États fragilisés et logiques de fragmentation interne
Mais les transformations les plus profondes se situent aussi à un autre niveau. Au Liban, depuis le 2 mars 2026, près d’un million de personnes ont été déplacées, majoritairement issues des régions chiites du sud. Ce déplacement massif modifie les équilibres démographiques, accentue les tensions entre communautés et fragilise un État déjà en situation de désagrégation.
L’impuissance des institutions libanaises apparaît de plus en plus manifeste, y compris dans leur incapacité à imposer des décisions souveraines sur leur propre territoire. L’épisode récent de tensions autour de la présence diplomatique iranienne, où des demandes de départ n’ont pas été suivies d’effet immédiat, illustre les limites concrètes de l’autorité étatique face aux rapports de force régionaux.
L’engagement du Hezbollah, en tant qu’acteur politico-militaire, dans la confrontation régionale inscrit directement le pays dans une dynamique qui le dépasse. Dans ce contexte, le risque d’une extension du conflit ne peut être écarté, y compris sous la forme d’interventions indirectes. Une implication syrienne, si elle devait être facilitée ou tolérée par des acteurs régionaux comme la Turquie, ouvrirait un nouveau front aux conséquences difficilement maîtrisables pour le Liban.
En Irak, les fractures héritées de la guerre civile de 2006–2007 n’ont jamais été résorbées. L’influence de groupes armés chiites et leur proximité avec l’Iran alimentent une défiance persistante d’une partie de la population sunnite. La guerre régionale réactive et amplifie ces tensions. Certaines factions s’inscrivent dans la logique iranienne, d’autres tentent de s’en dissocier. Cette division traverse les institutions et fragilise l’ensemble du système politique.
Le conflit ne se limite donc plus à un affrontement entre puissances régionales. Il agit comme un facteur de déséquilibre interne. Les convergences entre États permettent de contenir une menace, mais elles ne traitent pas les fractures qu’elle réveille. Plus les États coordonnent leur réponse à l’échelle régionale, plus les tensions se déplacent à l’intérieur de leurs propres sociétés.
Le point de rupture est désormais là, dans la capacité de plus en plus limitée des États à contenir des dynamiques internes qu’ils ne contrôlent plus totalement.
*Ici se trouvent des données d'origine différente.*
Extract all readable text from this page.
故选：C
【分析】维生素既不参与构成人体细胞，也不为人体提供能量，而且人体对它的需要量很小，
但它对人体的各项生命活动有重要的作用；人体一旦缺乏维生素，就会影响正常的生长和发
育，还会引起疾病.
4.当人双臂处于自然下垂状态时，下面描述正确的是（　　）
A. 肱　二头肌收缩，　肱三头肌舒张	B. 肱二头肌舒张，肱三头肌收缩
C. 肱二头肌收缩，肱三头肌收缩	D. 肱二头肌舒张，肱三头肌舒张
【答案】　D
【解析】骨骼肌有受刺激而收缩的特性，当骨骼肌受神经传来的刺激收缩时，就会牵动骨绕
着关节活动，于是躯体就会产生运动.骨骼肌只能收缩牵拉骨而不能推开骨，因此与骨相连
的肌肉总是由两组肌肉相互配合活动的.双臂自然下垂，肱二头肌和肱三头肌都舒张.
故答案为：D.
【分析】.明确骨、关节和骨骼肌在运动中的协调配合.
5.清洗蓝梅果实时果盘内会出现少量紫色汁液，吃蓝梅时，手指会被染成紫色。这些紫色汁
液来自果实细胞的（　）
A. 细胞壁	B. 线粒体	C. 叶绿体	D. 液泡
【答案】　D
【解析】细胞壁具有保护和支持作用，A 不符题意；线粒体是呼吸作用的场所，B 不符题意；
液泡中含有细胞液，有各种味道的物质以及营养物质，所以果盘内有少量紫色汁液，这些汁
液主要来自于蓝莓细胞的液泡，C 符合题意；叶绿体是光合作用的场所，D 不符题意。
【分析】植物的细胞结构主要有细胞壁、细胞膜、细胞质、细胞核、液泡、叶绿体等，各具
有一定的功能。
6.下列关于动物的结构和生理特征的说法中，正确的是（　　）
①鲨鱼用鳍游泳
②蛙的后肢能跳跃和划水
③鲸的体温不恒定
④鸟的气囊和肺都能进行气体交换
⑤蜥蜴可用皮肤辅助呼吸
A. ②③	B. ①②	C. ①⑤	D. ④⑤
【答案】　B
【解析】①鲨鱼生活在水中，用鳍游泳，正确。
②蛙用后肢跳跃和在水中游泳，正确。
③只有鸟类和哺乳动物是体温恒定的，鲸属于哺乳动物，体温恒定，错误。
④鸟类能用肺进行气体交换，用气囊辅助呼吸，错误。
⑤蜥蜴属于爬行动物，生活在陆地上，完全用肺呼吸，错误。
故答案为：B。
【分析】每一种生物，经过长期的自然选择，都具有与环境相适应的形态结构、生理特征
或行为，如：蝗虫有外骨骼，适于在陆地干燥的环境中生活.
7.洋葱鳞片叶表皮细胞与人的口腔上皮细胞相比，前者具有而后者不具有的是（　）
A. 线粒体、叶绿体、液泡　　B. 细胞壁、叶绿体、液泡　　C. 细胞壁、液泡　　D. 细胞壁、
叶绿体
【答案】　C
Nous voilà arrivés dans l’ère d’une transformation progressive des États en espaces fragmentés.
Et derrière cette fragmentation, une réalité s’impose : le Moyen-Orient n’entre pas simplement dans une phase d’instabilité. Il entre dans une phase de redécoupage. Un redécoupage qui ne semble plus seulement subi, mais de plus en plus intégré et, dans certains cas, semble être accepté par les grandes puissances, à mesure que les fractures internes deviennent des leviers stratégiques.
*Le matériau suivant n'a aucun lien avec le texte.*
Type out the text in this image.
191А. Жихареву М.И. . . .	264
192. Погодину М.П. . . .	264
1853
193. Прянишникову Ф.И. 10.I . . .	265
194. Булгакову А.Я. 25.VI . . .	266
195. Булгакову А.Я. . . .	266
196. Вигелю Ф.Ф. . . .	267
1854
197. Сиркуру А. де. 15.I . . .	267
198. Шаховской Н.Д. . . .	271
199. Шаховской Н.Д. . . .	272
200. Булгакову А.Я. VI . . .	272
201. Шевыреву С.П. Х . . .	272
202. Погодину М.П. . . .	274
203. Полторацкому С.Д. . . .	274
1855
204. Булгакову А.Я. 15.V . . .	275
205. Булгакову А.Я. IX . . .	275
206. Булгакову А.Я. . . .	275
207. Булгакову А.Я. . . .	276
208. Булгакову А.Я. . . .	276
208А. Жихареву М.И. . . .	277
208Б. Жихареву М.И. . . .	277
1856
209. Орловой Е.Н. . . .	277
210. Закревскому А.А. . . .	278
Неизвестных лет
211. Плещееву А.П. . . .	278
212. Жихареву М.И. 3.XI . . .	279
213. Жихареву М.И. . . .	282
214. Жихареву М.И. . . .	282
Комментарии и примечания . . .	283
Les développements récents en témoignent déjà : le 29 mars 2026, la Syrie a accusé l’Irak d’être à l’origine d’attaques de drones sur son territoire, illustrant l’ouverture de nouveaux axes de confrontation entre États pourtant interdépendants.
Dans ce contexte, la recomposition en cours ne relève pas uniquement d’une dynamique subie. Elle peut aussi traduire une tentative américaine de redéployer ses priorités stratégiques, en transférant une part croissante de la sécurité régionale à ses alliés, afin de concentrer ses ressources sur d’autres théâtres, au premier rang desquels l’Indo-Pacifique.